Zoltan Dienes played an important role in changing how mathematics was taught and learned in the twentieth century. As a representative of the maverick position in the philosophy of mathematics he drew many consequences in the field of education of the insight that mathematics is a human activity. He was faithful to his principles and considered doing mathematics and implementing his methods in order to change educational practice more important than spelling out the rich resources behind his theoretical insights and principles. It remains for us to reconstruct the historical origin of his methods but more importantly to reconstruct and revitalize them in everyday praxis.

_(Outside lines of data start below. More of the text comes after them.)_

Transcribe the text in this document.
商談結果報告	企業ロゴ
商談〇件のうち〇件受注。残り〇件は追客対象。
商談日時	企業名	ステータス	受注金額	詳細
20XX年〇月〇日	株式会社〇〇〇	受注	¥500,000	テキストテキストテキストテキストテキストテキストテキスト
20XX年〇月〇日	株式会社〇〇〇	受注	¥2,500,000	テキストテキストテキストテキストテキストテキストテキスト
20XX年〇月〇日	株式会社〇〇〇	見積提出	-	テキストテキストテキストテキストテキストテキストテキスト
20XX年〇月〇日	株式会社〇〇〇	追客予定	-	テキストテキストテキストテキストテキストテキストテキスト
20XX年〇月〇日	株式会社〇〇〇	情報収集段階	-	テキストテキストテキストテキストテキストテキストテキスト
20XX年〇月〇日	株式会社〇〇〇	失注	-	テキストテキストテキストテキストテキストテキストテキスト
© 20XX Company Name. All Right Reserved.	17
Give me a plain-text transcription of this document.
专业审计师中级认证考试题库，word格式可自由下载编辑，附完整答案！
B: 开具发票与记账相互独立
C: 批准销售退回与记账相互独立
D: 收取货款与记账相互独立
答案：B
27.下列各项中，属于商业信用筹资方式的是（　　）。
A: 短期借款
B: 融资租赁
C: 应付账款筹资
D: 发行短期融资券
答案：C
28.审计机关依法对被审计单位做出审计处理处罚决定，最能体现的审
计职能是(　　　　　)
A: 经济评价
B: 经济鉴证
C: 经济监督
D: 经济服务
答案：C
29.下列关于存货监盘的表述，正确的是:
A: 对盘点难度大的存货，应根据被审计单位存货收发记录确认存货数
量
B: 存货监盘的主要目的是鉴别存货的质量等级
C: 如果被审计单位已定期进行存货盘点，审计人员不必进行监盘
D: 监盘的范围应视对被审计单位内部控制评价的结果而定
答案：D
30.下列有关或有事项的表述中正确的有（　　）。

The reconstruction of the communication theoretic legacy of his mother in the context of mathematical education may sheed new light to the way we think about “knowledge transfer” and may contribute to the implementation of her son’s play-, and joyful attitude to communicating with children. The reconstruction requires separate studies dealing with different aspects of the mathematical, philosophical, artistic, en educational factors that played a role in the “magic” that the two Dienes, mother and son, was able to achive in teaching as such. The present paper was only able to sketch the map that we should fill in with details.

Understanding is only a necessary condition of reconstruction. Reconstruction means construction in a different situation with the intention of preserving the “constructive” content and meaning of the legacy of our precursors. Being able to recreate what Dienes principles imply in practice, requires more than understanding his tricks: it calls for doing the magic!